Peter Collister, in his excellent book
Bhutan and the British
, looks to the temper of the age to explain why Britain saw fit to pick fights with this small country, especially in the nineteenth century, when relations dropped to an all-time low. The Victorians, he found, combined a heightened fear of Russia and China (both just over the Himalayan horizon) with “the evangelistic and moralising spirit of the times.” Ashley Eden, one of the least sympathetic of the emissaries sent to deal with the Bhutanese, prepared a report whose language Collister described as superficial and scathing. Eden went so far as to make the suggestion that the country might be successfully colonized.

Meanwhile, the British nibbled away at territory. In 1772 the Bhutanese fought and lost a battle with Britain over the small kingdom of Cooch Behar, now in India’s state of West Bengal. In 1841, the Assam Duars were annexed by the British, setting off two decades of skirmishes with the Bhutanese. Near the end of 1864, the British issued a proclamation of complaints that amounted to a declaration of war on Bhutan. Six hundred elephants and countless bullocks were assembled for the task of breaching the mountain kingdom’s defenses in the Bengal Duars, according to Collister. Artillery was moved into place, and the Anglo-Bhutanese War began with an attack on a Bhutanese fort at Dalingcote, near the forested meeting point of Sikkim, Bhutan, and India. The Bhutanese defended themselves with bows and arrows and rocks.

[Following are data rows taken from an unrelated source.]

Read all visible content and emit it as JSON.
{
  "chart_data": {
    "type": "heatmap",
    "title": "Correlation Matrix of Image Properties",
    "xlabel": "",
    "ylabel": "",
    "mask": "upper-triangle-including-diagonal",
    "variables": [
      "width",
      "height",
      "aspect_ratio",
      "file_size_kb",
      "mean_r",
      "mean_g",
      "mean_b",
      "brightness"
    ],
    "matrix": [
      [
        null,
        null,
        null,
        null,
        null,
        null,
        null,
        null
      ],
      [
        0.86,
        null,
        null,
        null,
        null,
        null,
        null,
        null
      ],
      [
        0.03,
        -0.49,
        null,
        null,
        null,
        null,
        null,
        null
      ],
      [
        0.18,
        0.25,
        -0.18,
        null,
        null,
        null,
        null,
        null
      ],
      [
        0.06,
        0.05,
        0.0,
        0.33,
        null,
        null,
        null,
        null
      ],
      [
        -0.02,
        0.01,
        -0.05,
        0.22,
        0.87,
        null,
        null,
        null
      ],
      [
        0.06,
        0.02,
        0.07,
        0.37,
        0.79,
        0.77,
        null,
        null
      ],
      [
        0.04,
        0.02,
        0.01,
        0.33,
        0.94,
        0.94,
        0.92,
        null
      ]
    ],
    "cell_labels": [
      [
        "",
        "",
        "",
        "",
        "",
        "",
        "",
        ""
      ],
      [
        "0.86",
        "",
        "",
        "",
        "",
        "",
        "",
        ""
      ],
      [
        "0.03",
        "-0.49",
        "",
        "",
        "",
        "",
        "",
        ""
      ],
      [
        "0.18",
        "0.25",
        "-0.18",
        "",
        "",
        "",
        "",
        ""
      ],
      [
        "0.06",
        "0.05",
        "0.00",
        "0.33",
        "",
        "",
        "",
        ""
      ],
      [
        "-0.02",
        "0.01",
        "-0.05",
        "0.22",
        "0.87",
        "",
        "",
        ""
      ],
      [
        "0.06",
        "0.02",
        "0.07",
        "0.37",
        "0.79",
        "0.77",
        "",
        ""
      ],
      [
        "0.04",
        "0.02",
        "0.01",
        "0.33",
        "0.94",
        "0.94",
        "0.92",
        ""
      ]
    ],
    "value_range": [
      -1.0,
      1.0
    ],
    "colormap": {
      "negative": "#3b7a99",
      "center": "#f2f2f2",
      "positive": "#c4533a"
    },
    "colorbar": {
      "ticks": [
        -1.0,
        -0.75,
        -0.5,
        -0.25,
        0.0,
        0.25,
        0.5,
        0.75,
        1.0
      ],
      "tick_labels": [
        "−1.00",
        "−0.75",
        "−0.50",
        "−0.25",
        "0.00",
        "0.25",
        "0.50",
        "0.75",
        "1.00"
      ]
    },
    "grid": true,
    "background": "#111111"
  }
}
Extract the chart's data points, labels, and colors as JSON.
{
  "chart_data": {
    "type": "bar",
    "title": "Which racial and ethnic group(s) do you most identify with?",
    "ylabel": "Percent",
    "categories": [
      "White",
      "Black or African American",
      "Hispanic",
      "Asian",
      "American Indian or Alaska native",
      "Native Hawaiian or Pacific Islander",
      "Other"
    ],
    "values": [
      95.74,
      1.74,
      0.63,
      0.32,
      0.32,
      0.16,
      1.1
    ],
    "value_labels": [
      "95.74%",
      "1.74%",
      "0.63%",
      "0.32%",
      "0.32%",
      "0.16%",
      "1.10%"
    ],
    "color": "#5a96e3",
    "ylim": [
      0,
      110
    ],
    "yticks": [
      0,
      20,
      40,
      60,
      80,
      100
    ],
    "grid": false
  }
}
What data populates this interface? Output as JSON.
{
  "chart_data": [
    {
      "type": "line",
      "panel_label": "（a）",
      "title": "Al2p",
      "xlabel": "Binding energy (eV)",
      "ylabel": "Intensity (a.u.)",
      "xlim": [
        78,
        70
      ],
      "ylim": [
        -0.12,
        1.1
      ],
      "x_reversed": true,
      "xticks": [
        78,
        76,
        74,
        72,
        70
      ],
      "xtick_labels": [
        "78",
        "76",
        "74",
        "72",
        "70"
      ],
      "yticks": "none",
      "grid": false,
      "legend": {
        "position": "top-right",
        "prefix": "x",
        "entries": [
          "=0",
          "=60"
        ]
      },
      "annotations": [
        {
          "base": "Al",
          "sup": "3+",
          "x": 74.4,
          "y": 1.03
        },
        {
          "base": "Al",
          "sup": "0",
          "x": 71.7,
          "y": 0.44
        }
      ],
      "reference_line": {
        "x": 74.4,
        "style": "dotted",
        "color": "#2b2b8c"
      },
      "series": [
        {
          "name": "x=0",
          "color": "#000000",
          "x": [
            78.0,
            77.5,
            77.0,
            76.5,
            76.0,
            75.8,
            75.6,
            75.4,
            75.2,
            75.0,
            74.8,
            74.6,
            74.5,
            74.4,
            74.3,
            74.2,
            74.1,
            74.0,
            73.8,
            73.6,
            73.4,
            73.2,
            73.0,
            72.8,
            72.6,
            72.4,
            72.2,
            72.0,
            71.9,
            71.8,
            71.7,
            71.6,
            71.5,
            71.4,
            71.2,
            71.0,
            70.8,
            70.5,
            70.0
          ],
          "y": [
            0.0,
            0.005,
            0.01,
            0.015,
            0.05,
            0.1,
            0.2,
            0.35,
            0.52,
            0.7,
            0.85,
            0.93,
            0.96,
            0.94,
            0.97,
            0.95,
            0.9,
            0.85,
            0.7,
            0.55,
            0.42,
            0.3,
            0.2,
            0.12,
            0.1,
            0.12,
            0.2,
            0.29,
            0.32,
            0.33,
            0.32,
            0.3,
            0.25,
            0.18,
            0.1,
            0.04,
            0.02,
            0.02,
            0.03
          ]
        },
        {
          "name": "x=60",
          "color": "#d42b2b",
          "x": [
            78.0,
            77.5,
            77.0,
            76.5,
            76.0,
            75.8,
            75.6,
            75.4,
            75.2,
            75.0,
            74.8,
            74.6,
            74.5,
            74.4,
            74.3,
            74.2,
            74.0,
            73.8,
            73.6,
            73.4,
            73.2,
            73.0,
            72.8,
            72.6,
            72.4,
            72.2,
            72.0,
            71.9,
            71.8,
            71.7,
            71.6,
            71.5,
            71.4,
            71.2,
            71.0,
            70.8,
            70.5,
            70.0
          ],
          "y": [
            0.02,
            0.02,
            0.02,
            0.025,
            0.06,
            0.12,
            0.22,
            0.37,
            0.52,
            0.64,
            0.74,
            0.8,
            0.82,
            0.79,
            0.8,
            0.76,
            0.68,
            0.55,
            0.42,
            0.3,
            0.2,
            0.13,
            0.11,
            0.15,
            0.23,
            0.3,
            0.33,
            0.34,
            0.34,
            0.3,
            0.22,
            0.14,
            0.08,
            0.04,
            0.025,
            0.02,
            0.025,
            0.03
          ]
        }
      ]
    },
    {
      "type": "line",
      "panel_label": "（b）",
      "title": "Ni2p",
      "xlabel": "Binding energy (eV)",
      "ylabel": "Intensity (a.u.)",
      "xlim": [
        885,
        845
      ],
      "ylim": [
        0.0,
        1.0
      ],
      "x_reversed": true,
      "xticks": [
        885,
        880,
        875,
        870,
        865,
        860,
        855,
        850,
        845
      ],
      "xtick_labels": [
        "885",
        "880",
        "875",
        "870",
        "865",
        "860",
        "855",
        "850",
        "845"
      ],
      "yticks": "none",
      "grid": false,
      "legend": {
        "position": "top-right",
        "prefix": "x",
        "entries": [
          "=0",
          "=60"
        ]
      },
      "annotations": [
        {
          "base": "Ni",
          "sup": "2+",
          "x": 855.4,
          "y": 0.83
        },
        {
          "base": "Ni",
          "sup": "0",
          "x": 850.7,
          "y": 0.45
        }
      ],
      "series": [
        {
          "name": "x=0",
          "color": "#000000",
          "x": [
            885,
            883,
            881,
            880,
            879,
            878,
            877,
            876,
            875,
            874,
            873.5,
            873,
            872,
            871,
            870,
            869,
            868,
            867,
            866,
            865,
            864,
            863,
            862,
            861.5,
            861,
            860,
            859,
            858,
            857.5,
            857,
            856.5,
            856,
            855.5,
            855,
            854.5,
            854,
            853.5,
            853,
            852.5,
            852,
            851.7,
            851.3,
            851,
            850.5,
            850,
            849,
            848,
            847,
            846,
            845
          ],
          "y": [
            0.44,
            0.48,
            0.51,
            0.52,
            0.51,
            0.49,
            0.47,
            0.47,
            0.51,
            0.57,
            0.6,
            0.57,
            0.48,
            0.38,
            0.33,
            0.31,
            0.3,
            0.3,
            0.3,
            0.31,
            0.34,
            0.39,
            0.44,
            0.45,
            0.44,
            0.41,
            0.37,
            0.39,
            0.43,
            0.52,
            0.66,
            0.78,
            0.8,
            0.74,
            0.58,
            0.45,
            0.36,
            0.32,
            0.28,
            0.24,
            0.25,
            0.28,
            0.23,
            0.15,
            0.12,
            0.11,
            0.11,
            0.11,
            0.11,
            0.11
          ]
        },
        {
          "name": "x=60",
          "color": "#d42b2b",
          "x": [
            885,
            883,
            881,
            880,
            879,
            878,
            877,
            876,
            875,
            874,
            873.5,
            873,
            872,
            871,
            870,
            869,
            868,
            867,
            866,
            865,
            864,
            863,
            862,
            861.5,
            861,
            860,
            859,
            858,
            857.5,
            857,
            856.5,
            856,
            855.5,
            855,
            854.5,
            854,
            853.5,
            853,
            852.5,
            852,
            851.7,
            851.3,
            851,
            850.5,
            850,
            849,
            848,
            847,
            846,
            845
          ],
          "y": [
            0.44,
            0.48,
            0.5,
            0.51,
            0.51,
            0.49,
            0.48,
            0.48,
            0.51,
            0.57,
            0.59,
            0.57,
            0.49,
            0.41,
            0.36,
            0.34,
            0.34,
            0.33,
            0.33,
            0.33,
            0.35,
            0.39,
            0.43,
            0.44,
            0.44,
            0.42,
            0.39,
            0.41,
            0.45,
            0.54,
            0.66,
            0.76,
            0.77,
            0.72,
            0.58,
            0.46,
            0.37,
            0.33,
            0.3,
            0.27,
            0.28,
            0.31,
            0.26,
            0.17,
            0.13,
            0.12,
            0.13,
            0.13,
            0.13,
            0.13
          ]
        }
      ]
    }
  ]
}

In a few months, all the Duars were in British hands, and peace was restored with the 1865 Treaty of Sinchu-la. The British turned to other projects. The Bhutanese, bruised and humiliated, retreated to their mountain domain. But Bhutan had escaped colonization; the British were never able to station even a resident political officer in the country. Bhutan could turn to new projects, the most important of which was the stabilizing and reunifying of a country torn by civil strife and foreign wars for nearly two centuries. Jigme Namgyal, penlop of Tongsa, almost completed the task between 1865 and his death in 1885. The final victory was left to his son and heir, Ugyen Wangchuck, who became Bhutan’s first king, the Druk Gyalpo, Precious Ruler of the Dragon People.